Under his leadership, the office has received two community-oriented policing service awards from the city. He has built close relationships with Portland police and secured access to the police database. His office won a $225,000 community-oriented policing grant that enabled him to add three more staff positions.

He transitioned the office from student-operated dispatching service to a classified staff all certified as call-takers.

He introduced the blue light stations throughout campus, where the push of a red button connects the caller immediately to public safety emergency response.

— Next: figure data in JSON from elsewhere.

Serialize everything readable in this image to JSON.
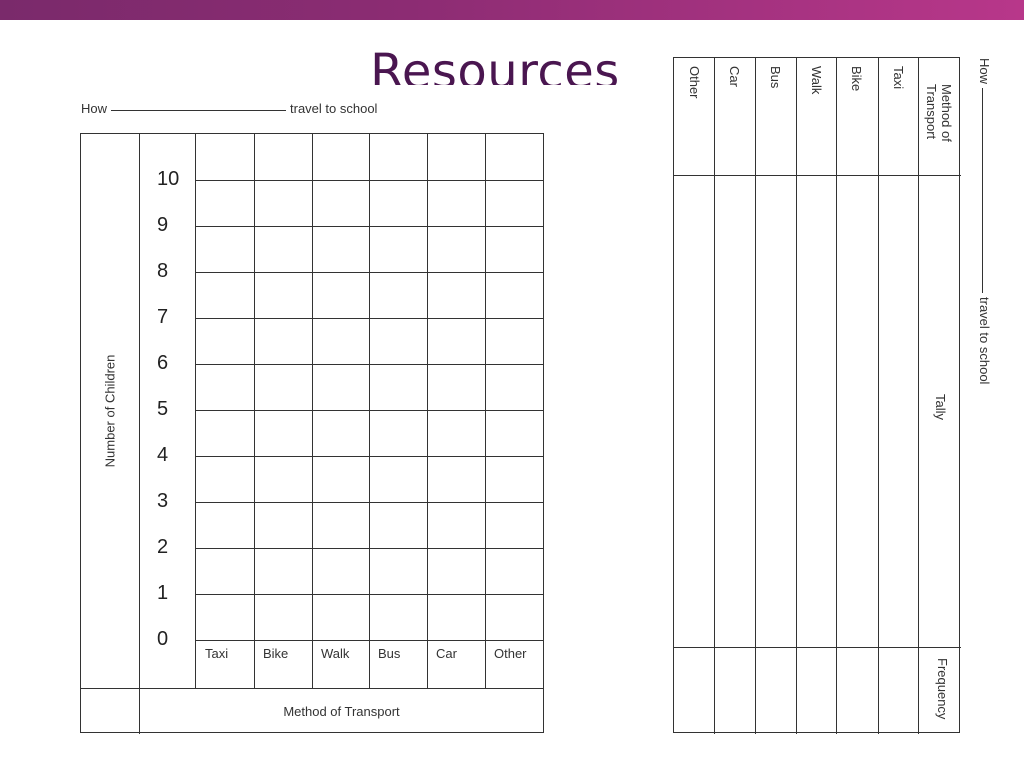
{
  "slide": {
    "title": "Resources"
  },
  "bar_worksheet": {
    "how_prefix": "How",
    "how_suffix": "travel to school",
    "y_axis_label": "Number of Children",
    "x_axis_label": "Method of Transport",
    "y_ticks": [
      "10",
      "9",
      "8",
      "7",
      "6",
      "5",
      "4",
      "3",
      "2",
      "1",
      "0"
    ],
    "categories": [
      "Taxi",
      "Bike",
      "Walk",
      "Bus",
      "Car",
      "Other"
    ]
  },
  "tally_worksheet": {
    "how_prefix": "How",
    "how_suffix": "travel to school",
    "header_label": "Method of Transport",
    "tally_label": "Tally",
    "frequency_label": "Frequency",
    "methods": [
      "Taxi",
      "Bike",
      "Walk",
      "Bus",
      "Car",
      "Other"
    ]
  }
}
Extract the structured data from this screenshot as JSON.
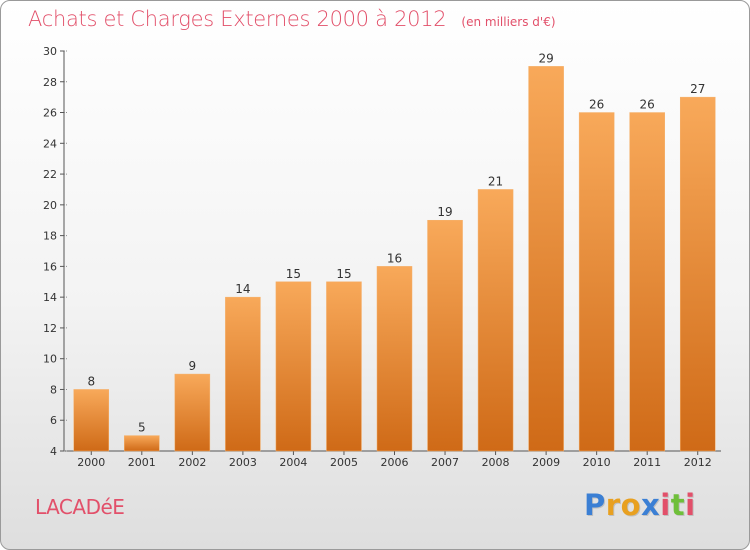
{
  "header": {
    "title": "Achats et Charges Externes 2000 à 2012",
    "unit": "(en milliers d'€)"
  },
  "commune": "LACADéE",
  "logo": {
    "text": "Proxiti",
    "letters": [
      {
        "char": "P",
        "color": "#3b7fd4"
      },
      {
        "char": "r",
        "color": "#e8a020"
      },
      {
        "char": "o",
        "color": "#e8a020"
      },
      {
        "char": "x",
        "color": "#3b7fd4"
      },
      {
        "char": "i",
        "color": "#e2506a"
      },
      {
        "char": "t",
        "color": "#6fbf3a"
      },
      {
        "char": "i",
        "color": "#e2506a"
      }
    ]
  },
  "colors": {
    "bar_top": "#f8a95a",
    "bar_bottom": "#cf6a17",
    "axis": "#555555",
    "grid": "#8a8a8a",
    "title": "#e2506a"
  },
  "chart_data": {
    "type": "bar",
    "title": "Achats et Charges Externes 2000 à 2012",
    "subtitle": "(en milliers d'€)",
    "xlabel": "",
    "ylabel": "",
    "categories": [
      "2000",
      "2001",
      "2002",
      "2003",
      "2004",
      "2005",
      "2006",
      "2007",
      "2008",
      "2009",
      "2010",
      "2011",
      "2012"
    ],
    "values": [
      8,
      5,
      9,
      14,
      15,
      15,
      16,
      19,
      21,
      29,
      26,
      26,
      27
    ],
    "ylim": [
      4,
      30
    ],
    "yticks": [
      4,
      6,
      8,
      10,
      12,
      14,
      16,
      18,
      20,
      22,
      24,
      26,
      28,
      30
    ],
    "grid": false,
    "legend": "none"
  }
}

He created the position of community resource officer, with Steve Coop filling in as the first in a rotating position. This fall, Renee Nylander is rotating into the assignment.

Fowler has maintained open relations with The Vanguard and other news media. His motto continues to be, “Bad news does not get better with time.”

Fowler feels he has dealt with a lot of serious issues on campus.

“We have had no murders, but we have had bodies,” he said. “We’ve had suicides, we’ve had people fall off the roof of the Ondine. We have had some very significant behavioral issues that we have responded to appropriately.”

More than 60 people, among them PSU President Daniel Bernstine and members of the Portland Police Bureau, honored Fowler with a farewell reception Sept. 12. Soto spoke for the Portland State officer force when he said, “He made us professional. We had a vision; he had a greater vision. He empowered us. He enabled us.”

For all his dedication to duty, Fowler enjoys a lighter side of life.

“My wife says I have two mistresses,” he said. “One is my old car, which is a ’41 Plymouth that we have restored. The other is my golf game. Between my family, and work, and my golf game, and my old car, we stay pretty committed.”